Mereka menuntut pertanggungjawaban penuh Presiden Prabowo Subianto, Wakil Presiden Gibran Rakabuming Raka, DPR RI, TNI, dan Polri atas gejolak yang terjadi.
“Tercatat 9 rakyat Indonesia gugur dan ratusan lainnya luka-luka,” tulis pernyataan itu, sembari menyebut nama-nama korban, termasuk Affan Kurniawan, pengemudi ojek online yang tewas tertabrak kendaraan taktis Brimob.
Aliansi juga mengecam penyerangan ke area kampus Unisba dan Unpas. Mereka menuntut pembebasan massa aksi yang ditahan, serta menolak kebijakan pembungkaman informasi yang disebut tercermin dalam surat KPID No. 309/KPID-DKI/VIII/2025.
“Ini bentuk pembungkaman sistematis terhadap kebebasan pers,” tegas pernyataan BEM se-UI.
Respons Polda Jabar
Kapolda Jawa Barat Irjen Pol Rudi Setiawan menegaskan penindakan aparat di Bandung sudah sesuai aturan.
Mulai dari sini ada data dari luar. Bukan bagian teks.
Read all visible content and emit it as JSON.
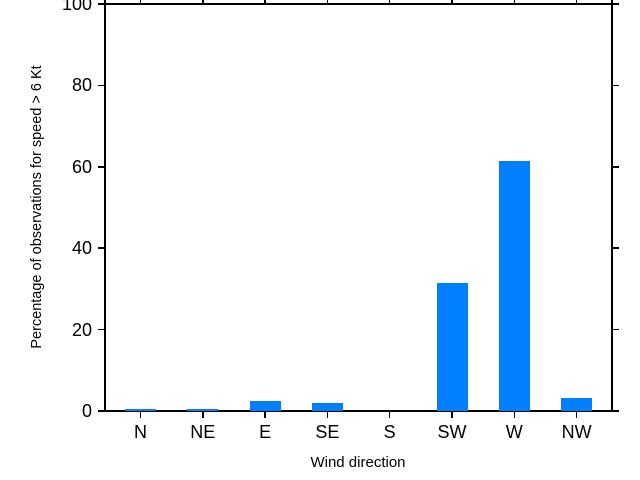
{
  "chart_data": {
    "type": "bar",
    "title": "",
    "xlabel": "Wind direction",
    "ylabel": "Percentage of observations for speed > 6 Kt",
    "categories": [
      "N",
      "NE",
      "E",
      "SE",
      "S",
      "SW",
      "W",
      "NW"
    ],
    "values": [
      0.6,
      0.6,
      2.5,
      1.9,
      0.0,
      31.5,
      61.4,
      3.3
    ],
    "ylim": [
      0,
      100
    ],
    "yticks": [
      0,
      20,
      40,
      60,
      80,
      100
    ],
    "bar_color": "#0080ff",
    "axis_color": "#000000",
    "grid": false,
    "legend": null
  }
}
Ia menyebut demonstrasi melewati batas waktu yang ditentukan dan terjadi indikasi anarkisme.
“Kami berpedoman pada Perkap dan UU. Situasi saat itu membahayakan petugas dan masyarakat,” kata Rudi dalam konferensi pers di Mapolda Jabar, Selasa (2/9).
Ia menambahkan, tindakan aparat juga sesuai arahan Kapolri Listyo Sigit Prabowo dan Presiden Prabowo Subianto untuk menindak tegas aksi vandalisme.
Konteks Gelombang Aksi
Gelombang demonstrasi sejak 25 Agustus 2025 dipicu kekecewaan publik atas kenaikan tunjangan DPR. Situasi makin panas setelah tewasnya Affan Kurniawan.
Presiden Prabowo dalam konferensi pers 31 Agustus berjanji merespons aspirasi rakyat, termasuk pencabutan sejumlah fasilitas DPR. Namun, ia juga memperingatkan adanya indikasi makar di balik kerusuhan.
“Pemerintah menjamin semua aspirasi akan didengar,” kata Prabowo di Istana Kepresidenan.